Partly in response to such criticism from lawmakers, Pentagon and congressional investigators, and outside watchdog groups, Lockheed Martin in March announced a new management team for its aeronautics division. The Joint Program Office, the Pentagon agency that oversees the F-35 project, has also overhauled its leadership.
The Lockheed Martin plant on Fort Worth’s west side has 14,000 employees, with more than 9,300 working on the F-35 program. The giant defense contractor has promised the project will produce 127,000 jobs in 47 states through subcontractors and suppliers.

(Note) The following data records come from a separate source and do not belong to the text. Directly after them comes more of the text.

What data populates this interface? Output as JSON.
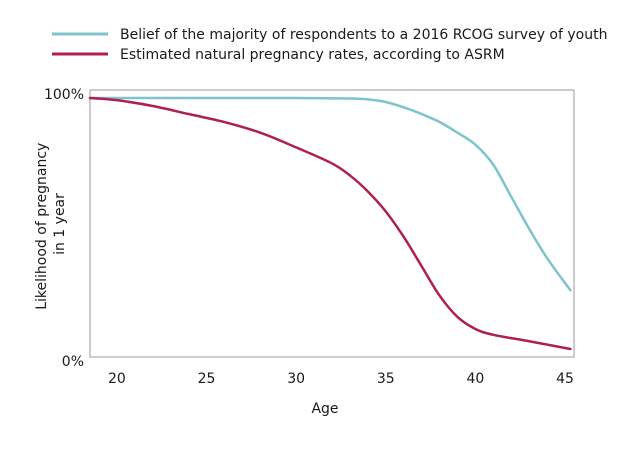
{
  "chart_data": {
    "type": "line",
    "title": "",
    "xlabel": "Age",
    "ylabel": "Likelihood of pregnancy in 1 year",
    "ylabel_lines": [
      "Likelihood of pregnancy",
      "in 1 year"
    ],
    "xlim": [
      18.5,
      45.5
    ],
    "ylim": [
      0,
      100
    ],
    "xticks": [
      20,
      25,
      30,
      35,
      40,
      45
    ],
    "xtick_labels": [
      "20",
      "25",
      "30",
      "35",
      "40",
      "45"
    ],
    "yticks": [
      0,
      100
    ],
    "ytick_labels": [
      "0%",
      "100%"
    ],
    "grid": false,
    "legend_position": "top-left",
    "series": [
      {
        "name": "Belief of the majority of respondents to a 2016 RCOG survey of youth",
        "color": "#7fc3cc",
        "x": [
          18.5,
          20,
          25,
          30,
          33,
          34,
          35,
          36,
          37,
          38,
          39,
          40,
          41,
          42,
          43,
          44,
          45.3
        ],
        "y": [
          97,
          97,
          97,
          97,
          96.8,
          96.5,
          95.5,
          93.5,
          91,
          88,
          84,
          79.5,
          72,
          60,
          48,
          37,
          25
        ]
      },
      {
        "name": "Estimated natural pregnancy rates, according to ASRM",
        "color": "#b0204f",
        "x": [
          18.5,
          20,
          22,
          24,
          26,
          28,
          30,
          32,
          33,
          34,
          35,
          36,
          37,
          38,
          39,
          40,
          41,
          43,
          45.3
        ],
        "y": [
          97,
          96.2,
          94,
          91,
          88,
          84,
          78.5,
          72.5,
          68,
          62,
          54.5,
          45,
          34,
          23,
          15,
          10.5,
          8.3,
          5.9,
          3
        ]
      }
    ]
  }
}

During a 13-month probe of the troubled project, which is the largest U.S. weapons acquisition program ever, the Defense inspector general found 70 problems at the Lockheed Martin factory in Fort Worth, identifying 28 of them as major. It found 119 other major issues at Lockheed Martin’s five main subcontractors’ plants in the United States and Great Britain, including the United Technologies factory in Fort Worth where the F-35 landing-gear systems are being made.
“Identified issues could adversely affect aircraft performance, reliability, maintainability and ultimately program cost,” the inspector general said.

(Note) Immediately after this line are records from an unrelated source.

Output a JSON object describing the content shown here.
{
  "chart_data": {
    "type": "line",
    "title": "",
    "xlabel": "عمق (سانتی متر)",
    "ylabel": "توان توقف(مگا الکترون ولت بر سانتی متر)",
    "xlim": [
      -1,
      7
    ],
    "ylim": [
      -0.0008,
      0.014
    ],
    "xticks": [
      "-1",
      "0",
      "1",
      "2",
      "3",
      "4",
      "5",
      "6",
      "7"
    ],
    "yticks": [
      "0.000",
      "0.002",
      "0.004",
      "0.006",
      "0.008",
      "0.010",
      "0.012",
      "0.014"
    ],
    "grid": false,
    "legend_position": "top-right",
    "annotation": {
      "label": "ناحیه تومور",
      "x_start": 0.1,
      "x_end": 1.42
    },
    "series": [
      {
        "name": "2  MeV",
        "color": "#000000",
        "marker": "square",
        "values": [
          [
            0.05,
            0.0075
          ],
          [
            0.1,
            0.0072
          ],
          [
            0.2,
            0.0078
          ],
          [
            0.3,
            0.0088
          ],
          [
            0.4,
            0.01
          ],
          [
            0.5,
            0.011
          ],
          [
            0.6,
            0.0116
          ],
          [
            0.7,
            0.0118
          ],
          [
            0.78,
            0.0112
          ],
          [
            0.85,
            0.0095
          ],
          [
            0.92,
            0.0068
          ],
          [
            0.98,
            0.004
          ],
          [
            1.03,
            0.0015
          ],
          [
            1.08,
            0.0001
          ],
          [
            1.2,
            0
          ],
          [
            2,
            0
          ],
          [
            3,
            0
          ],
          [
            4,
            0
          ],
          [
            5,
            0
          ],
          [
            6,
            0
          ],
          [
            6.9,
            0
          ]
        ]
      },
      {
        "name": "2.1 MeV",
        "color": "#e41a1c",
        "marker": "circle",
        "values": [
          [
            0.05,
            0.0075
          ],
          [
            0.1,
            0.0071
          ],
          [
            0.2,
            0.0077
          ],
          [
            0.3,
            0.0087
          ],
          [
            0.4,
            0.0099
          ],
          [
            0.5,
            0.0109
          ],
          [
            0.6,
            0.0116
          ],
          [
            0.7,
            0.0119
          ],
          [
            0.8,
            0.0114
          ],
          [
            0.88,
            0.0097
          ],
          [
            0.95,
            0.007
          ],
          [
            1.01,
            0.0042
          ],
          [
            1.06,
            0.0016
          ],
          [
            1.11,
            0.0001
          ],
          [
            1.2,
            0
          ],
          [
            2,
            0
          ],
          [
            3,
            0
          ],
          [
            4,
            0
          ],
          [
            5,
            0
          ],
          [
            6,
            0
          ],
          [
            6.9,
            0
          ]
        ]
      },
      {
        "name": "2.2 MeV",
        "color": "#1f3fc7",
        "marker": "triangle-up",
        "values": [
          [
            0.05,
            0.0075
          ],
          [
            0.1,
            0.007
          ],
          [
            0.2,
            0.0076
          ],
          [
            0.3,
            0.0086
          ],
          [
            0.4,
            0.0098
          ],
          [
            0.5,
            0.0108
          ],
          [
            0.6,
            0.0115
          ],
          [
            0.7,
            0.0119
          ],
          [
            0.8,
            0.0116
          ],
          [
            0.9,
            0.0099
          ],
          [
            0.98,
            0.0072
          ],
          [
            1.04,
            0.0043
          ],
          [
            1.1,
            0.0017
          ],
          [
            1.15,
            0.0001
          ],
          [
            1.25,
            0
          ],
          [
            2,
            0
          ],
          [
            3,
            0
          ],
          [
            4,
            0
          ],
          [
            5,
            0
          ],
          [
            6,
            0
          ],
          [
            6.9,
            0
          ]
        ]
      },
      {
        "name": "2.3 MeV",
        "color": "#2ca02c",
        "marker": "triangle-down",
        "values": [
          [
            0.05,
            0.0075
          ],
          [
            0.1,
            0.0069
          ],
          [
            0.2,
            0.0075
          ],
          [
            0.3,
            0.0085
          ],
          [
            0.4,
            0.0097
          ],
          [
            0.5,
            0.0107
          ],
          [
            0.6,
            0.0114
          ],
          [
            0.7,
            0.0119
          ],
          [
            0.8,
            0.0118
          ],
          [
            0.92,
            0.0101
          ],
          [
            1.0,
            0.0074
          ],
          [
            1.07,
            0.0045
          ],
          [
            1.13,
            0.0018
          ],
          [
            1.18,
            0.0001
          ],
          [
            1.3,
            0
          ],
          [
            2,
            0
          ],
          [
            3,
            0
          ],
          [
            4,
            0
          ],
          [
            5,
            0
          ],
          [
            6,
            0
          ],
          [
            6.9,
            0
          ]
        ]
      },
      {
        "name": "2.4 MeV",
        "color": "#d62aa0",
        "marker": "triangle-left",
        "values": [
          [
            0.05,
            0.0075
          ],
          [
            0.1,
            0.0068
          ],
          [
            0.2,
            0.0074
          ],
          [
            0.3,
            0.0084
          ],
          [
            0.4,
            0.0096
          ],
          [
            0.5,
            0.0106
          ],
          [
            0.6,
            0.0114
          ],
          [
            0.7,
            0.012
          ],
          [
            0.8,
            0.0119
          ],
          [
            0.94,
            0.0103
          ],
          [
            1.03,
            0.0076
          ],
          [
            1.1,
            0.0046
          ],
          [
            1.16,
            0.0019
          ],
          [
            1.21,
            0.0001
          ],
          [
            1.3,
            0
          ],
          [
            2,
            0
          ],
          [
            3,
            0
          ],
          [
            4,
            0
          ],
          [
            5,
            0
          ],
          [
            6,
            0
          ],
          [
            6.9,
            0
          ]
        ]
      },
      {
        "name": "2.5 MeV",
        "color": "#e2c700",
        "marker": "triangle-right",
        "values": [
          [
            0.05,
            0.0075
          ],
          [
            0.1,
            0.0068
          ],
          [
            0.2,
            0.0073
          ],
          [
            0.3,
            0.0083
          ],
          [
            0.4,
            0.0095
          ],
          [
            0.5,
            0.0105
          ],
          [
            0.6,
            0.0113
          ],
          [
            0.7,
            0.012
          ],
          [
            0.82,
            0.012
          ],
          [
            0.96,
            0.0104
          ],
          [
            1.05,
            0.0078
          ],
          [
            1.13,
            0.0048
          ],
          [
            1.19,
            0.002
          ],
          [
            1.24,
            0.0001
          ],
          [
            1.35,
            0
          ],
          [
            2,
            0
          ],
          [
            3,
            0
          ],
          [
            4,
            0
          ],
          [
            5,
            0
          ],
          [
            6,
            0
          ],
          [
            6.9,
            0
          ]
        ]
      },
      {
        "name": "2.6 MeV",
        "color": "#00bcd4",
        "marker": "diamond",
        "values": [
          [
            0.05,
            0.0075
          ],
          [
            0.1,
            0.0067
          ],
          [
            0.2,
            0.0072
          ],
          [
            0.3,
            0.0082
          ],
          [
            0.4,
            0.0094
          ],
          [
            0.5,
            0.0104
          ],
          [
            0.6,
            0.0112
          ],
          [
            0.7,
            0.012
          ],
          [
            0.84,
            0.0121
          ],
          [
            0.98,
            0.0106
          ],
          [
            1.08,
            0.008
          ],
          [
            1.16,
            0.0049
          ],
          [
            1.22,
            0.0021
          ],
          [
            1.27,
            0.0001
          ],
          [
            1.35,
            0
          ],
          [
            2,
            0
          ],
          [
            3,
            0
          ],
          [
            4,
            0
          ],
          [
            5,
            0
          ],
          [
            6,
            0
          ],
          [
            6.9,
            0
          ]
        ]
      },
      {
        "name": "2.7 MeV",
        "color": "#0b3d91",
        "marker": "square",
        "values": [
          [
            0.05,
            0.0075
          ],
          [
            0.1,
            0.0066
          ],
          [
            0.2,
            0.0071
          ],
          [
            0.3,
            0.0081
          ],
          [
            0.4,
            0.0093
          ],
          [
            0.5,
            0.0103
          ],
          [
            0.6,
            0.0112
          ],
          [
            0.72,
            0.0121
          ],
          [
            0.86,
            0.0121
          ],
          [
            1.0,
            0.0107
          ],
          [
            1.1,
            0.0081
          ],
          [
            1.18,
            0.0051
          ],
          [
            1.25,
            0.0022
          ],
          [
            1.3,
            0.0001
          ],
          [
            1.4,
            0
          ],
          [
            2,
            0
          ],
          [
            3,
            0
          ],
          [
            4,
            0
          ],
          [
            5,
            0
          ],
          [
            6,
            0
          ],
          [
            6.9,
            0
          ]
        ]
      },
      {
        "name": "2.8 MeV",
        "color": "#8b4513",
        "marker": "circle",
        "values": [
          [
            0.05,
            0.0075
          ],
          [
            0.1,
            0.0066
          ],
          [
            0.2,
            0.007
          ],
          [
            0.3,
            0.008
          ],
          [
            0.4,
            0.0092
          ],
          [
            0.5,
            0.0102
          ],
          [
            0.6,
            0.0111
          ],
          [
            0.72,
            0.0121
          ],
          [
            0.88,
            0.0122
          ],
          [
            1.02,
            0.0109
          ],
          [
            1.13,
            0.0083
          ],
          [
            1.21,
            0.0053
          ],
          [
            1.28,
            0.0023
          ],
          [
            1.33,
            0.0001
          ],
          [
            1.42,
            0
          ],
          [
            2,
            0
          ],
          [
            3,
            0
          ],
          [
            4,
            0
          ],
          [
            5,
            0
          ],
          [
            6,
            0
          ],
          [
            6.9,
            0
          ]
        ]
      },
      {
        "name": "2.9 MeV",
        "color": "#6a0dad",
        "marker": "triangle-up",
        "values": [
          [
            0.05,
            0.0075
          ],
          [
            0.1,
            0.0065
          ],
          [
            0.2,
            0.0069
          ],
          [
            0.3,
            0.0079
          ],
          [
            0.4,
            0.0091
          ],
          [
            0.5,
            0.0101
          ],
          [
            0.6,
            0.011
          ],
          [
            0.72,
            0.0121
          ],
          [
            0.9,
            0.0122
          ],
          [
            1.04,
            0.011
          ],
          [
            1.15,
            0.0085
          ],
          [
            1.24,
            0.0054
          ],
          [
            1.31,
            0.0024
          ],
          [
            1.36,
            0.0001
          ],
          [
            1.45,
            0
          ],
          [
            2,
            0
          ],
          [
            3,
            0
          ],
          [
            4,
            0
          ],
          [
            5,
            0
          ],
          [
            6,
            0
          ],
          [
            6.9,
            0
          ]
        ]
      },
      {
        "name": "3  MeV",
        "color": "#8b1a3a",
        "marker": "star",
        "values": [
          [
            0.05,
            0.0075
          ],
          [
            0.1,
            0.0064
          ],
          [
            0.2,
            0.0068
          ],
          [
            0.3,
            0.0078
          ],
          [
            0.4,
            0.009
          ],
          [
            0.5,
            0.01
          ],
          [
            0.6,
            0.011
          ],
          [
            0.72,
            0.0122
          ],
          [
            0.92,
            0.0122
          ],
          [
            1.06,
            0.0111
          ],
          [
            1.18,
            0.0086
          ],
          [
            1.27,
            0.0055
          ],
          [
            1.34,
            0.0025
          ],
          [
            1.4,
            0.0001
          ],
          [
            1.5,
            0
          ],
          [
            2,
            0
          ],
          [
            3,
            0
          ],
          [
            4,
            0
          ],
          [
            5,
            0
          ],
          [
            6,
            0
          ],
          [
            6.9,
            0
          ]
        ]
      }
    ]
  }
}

Lockheed Martin largely dismissed the report, saying it relied on outdated information and described problems that have been resolved.

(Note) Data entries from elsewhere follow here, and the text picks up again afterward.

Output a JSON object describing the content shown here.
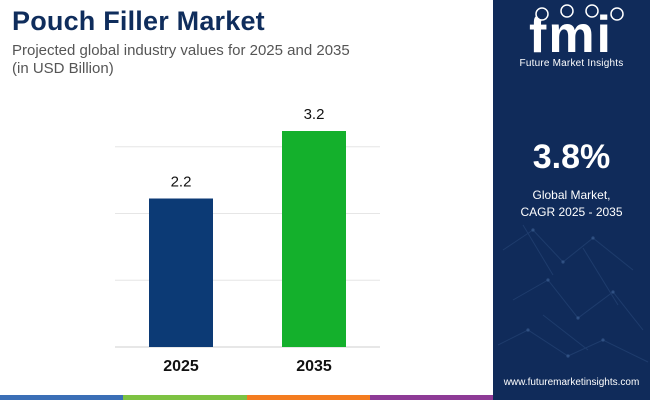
{
  "header": {
    "title": "Pouch Filler Market",
    "subtitle_line1": "Projected global industry values for 2025 and 2035",
    "subtitle_line2": "(in USD Billion)"
  },
  "chart_data": {
    "type": "bar",
    "categories": [
      "2025",
      "2035"
    ],
    "values": [
      2.2,
      3.2
    ],
    "value_labels": [
      "2.2",
      "3.2"
    ],
    "bar_colors": [
      "#0c3a75",
      "#14b02c"
    ],
    "title": "",
    "xlabel": "",
    "ylabel": "",
    "ylim": [
      0,
      3.2
    ],
    "grid": true,
    "legend": "none"
  },
  "sidebar": {
    "logo_text": "fmi",
    "logo_caption": "Future Market Insights",
    "cagr_value": "3.8%",
    "cagr_label_line1": "Global Market,",
    "cagr_label_line2": "CAGR 2025 - 2035",
    "website": "www.futuremarketinsights.com",
    "background_color": "#102b5a"
  },
  "footer_strip_colors": [
    "#3b6fb6",
    "#7dc242",
    "#f47c20",
    "#8e3b96"
  ]
}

“This 2012 DOD IG report is based on data that’s more than 16 months old, and the majority of the Corrective Action Requests have been closed,” the aerospace firm said in a statement. “Producing quality products is a top priority of the F-35 program, and Lockheed Martin and its suppliers strive every day to deliver the best aircraft possible to our customers. When (problem) discoveries occur, we take decisive and thorough action to correct the situation.”
While Pentagon inspectors initially spent 11 days at the Fort Worth plant in March and April last year, the overall report, which included extensive follow-up correspondence with Lockheed Martin, was conducted between February 2012 and July 2013. It was released Monday.
The Pentagon’s Joint Program Office, which oversees the F-35 program and was reprimanded in the inspector general’s report, took a more conciliatory stance.
Calling the probe “thorough, professional, well-documented and useful,” the Joint Program Office said, “A majority of the findings are consistent with weaknesses previously identified . . . and do not present new or critical issues that affect the health of the program.”
Pratt & Whitney, which manufacturers the engine for the F-35, was not included in the report.
Winslow Wheeler, a defense analyst with the Project on Government Oversight in Washington, an independent, nonprofit watchdog group, said the Pentagon has allowed Lockheed Martin to do sloppy work.
“While we expect government contractors to try to get away with as much as they can, in the case of the F-35, the Joint Program Office – the designated agent of the taxpayers and military operators – was not adequately minding the store,” Wheeler said.
In a sign of an improved production outlook for the aircraft, the Netherlands announced last month that it would spend $6 billion for 52 F-35s, with the first jets scheduled to enter its military service in 2019.
But earlier in the year, Australia delayed a decision on buying more F-35s beyond the 19 it has already purchased, after having previously said it would buy 100.
With the Defense Department facing tens of billions of dollars in forced budget cuts, it has also slowed procurement, casting doubt on whether the U.S. government will make good on its initial pledge to buy 2,443 of the F-35s to replace aging military planes.
The Pentagon, however, agreed in July on terms of purchase for an additional 71 fighter jets in another signal that the embattled program’s woes may be easing.